Vorsitzender Herr Markert regt an, schon vor der Präsentation der Ergebnisse der Bundesuntersuchungen auf antibiotikaresistente Keime im Frühjahr 2019, stichprobenhaft die Seen im Rhein-Kreis Neuss untersuchen zu lassen. Er berichtet von einer Pilotanlage in Gelsenkirchen, wo durch Hintereinanderschaltung verschiedener Filtertechniken hervorragende Reinigungsleitungen in Krankenhausabwässern erzielt worden seien. Er plädiert dafür, solche Techniken auch im Rhein-Kreis Neuss zu etablieren. Herr Mankowsky spricht sich gegen stichprobenhafte Untersuchungen auf multiresistente Keime in Oberflächengewässern aus, weil man ja zurzeit noch gar wisse, was man mit den Ergebnissen anfangen solle. Es gebe ja noch immer keine verläßlichen Bewertungsverfahren. Herr Wappenschmidt und Herr Schröder schließen sich dieser Meinung an.

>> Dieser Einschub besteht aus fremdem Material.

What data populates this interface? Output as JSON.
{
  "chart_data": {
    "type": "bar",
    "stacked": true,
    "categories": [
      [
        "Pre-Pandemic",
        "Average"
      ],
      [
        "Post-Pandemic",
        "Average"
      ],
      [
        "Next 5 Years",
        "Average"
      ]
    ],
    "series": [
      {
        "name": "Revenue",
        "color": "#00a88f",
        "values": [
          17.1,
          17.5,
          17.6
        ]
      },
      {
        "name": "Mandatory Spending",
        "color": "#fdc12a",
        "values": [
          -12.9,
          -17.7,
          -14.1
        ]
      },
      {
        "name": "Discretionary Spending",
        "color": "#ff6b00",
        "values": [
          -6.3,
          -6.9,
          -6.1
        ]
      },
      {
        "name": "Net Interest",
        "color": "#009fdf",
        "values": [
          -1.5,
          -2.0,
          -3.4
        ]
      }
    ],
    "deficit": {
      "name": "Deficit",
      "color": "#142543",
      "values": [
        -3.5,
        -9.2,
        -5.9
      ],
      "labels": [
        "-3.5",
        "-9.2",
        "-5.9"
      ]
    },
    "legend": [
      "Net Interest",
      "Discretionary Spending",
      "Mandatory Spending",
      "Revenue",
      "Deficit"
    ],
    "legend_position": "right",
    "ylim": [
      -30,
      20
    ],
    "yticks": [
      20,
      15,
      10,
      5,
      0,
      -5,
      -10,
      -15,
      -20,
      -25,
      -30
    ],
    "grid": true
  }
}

Herr Mankowsky verweist auf die Zuständigkeiten beim Betrieb von Kläranlagen. Vorsitzender Herr Markert betont, dass sich bei Vorklärung von Krankenhausabwässern mittels bereits vorhandener Hightech-Anlagen ggfs. kostenintensive Investitionen bei den kommunalen Kläranlagen vermeiden lassen. Herr Heyner spricht sich für eine Kontaktaufnahme mit dem Erftverband aus.

Herr Wappenschmidt merkt an, dass Krankenhäuser nicht die einzigen Einleiter von multiresistenten Keimen ins Abwasser seien. Er verweist auch auf die Kosten für zusätzliche Reinigungsstufen an den Kläranlagen. Vorsitzender Herr Markert sieht die Einleitungen von Krankenhausabwässern ohne Vorklärung kritisch, zumal sie alle Bürger finanziell belasten. Er spricht sich ebenfalls für einen Informationsaustausch mit dem Erftverband aus.